Forget emoji, the real Unicode drama is over an endangered Indian script

Growing up, Vaishnavi Murthy would often visit her grandfather’s 500-year-old home in Mangaluru, a coastal city in southern India over 200 miles west from Bengaluru. Shelves had been carved into the house’s antique walls, which held dozens of palm-leaf manuscripts written in the Tulu script, also called Tigalari. Murthy’s grandfather was fluent in the ancient characters, and she vividly remembers struggling as a 5-year-old to read what he wrote in his notebooks — to the untrained eye, some of the letters resembled the spiral-shaped Indian dessert jalebi, or a pretzel knot. She was dazzled by the mysterious symbols and begged her grandfather to teach her about them.

Murthy’s grandfather passed away before he could share his knowledge, but her curiosity about the rare script endured. For almost two decades, the now 37-year-old typeface designer has spearheaded a winding and sometimes controversial effort to bring what she calls the Tulu-Tigalari script into the Unicode standard — the technical underpinning that allows any computer or smartphone to consistently display languages, from Chinese to emoji. “I didn’t know about all the complications of Unicode,” Murthy told Rest of World. “But, because it’s a script that is very close to my home, I am kind of driven to get it encoded.”
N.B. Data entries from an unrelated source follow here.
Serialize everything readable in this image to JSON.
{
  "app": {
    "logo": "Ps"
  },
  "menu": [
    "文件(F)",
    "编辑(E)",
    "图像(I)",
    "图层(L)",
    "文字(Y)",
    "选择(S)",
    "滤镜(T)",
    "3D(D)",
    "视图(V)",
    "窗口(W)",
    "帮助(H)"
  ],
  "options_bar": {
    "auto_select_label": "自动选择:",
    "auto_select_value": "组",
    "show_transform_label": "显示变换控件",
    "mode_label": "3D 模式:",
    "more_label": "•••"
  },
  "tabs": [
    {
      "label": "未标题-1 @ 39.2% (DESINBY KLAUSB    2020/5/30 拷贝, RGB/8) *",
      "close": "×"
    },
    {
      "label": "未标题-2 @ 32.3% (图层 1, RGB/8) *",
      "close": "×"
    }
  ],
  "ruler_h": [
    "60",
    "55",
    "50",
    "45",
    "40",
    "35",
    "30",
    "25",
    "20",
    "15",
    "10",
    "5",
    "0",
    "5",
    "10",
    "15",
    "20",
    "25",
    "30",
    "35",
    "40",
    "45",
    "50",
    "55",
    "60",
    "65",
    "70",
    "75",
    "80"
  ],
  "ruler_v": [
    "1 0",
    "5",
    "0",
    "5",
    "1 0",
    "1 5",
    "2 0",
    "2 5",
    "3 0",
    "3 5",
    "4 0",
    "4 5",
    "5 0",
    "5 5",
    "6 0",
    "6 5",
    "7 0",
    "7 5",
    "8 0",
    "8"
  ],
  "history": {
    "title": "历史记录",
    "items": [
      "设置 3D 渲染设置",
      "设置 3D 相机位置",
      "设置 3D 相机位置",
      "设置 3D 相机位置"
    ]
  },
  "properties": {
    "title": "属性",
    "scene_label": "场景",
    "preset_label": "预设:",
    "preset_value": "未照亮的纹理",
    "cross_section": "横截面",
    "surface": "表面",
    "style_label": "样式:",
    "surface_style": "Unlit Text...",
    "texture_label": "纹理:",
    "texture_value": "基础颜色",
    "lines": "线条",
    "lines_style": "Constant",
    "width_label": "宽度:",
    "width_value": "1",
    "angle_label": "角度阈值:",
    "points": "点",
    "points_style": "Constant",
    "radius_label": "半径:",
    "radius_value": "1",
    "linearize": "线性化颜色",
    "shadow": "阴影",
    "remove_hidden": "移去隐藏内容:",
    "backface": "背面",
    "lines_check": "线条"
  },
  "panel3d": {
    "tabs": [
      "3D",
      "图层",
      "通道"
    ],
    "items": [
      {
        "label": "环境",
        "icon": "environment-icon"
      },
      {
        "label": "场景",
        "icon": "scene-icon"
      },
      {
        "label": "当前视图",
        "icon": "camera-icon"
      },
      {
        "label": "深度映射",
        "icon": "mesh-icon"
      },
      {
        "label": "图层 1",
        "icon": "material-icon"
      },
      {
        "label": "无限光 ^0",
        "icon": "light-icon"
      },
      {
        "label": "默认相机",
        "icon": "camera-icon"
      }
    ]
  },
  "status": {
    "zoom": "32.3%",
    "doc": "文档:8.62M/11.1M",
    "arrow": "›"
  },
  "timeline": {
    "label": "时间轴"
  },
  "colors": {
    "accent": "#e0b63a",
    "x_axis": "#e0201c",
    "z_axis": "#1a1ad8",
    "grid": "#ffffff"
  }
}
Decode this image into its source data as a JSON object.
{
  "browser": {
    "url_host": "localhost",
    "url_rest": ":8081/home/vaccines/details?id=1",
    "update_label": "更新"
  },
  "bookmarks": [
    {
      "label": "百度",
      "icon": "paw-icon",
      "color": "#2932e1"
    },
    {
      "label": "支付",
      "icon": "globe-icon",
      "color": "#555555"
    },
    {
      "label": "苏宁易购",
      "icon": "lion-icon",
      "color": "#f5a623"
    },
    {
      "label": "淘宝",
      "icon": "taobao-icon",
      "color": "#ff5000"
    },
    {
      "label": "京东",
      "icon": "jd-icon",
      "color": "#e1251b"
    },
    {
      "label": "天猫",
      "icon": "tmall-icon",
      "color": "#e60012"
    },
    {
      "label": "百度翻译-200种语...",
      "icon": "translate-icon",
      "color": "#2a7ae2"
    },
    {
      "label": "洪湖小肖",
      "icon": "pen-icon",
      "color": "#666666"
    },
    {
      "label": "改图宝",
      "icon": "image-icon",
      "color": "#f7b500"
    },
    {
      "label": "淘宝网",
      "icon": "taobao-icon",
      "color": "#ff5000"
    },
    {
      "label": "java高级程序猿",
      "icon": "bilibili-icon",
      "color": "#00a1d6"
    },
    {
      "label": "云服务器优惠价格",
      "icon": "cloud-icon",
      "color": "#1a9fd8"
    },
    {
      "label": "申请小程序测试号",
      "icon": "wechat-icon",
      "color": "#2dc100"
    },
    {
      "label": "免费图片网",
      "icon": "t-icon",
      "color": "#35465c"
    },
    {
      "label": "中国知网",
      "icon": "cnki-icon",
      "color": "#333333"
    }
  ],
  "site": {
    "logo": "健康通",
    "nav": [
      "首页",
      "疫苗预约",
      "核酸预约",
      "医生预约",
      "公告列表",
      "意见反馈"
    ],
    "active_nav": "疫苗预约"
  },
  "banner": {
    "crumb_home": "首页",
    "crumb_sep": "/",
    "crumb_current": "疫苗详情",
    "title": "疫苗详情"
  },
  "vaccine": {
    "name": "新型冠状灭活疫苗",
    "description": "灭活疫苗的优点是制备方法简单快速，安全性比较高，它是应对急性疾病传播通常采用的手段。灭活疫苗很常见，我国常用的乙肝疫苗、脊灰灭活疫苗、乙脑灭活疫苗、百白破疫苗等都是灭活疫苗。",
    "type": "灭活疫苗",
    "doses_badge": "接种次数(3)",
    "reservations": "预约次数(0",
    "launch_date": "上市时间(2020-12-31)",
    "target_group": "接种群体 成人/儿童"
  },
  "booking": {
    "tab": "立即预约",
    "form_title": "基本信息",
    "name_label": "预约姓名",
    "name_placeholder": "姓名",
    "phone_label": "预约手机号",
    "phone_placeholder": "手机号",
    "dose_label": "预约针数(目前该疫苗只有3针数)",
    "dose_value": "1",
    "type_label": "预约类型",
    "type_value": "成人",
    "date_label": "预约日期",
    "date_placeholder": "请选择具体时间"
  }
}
The Tulu language is spoken by relatively few people — approximately 1.8 million — and is not officially recognized by India’s government, although it’s been around for roughly 2000 years. Its speakers live in several Asian countries, but Tulu is most widely used in parts of the Indian state of Karnataka, nestled between the Western Ghats mountain range and the Arabian Sea.

In recent centuries, people have written Tulu using the script for Kannada — the region’s dominant language — rather than the complex set of characters that captured Murthy’s attention as a young girl. But generations ago, some scholars argue, the symbols her grandfather mastered were used to represent Tulu, as well as other languages like Sanskrit. The Tulu community has only recently started reviving this traditional script, which resembles a string of pearls, with many of its letters joining together like a chain.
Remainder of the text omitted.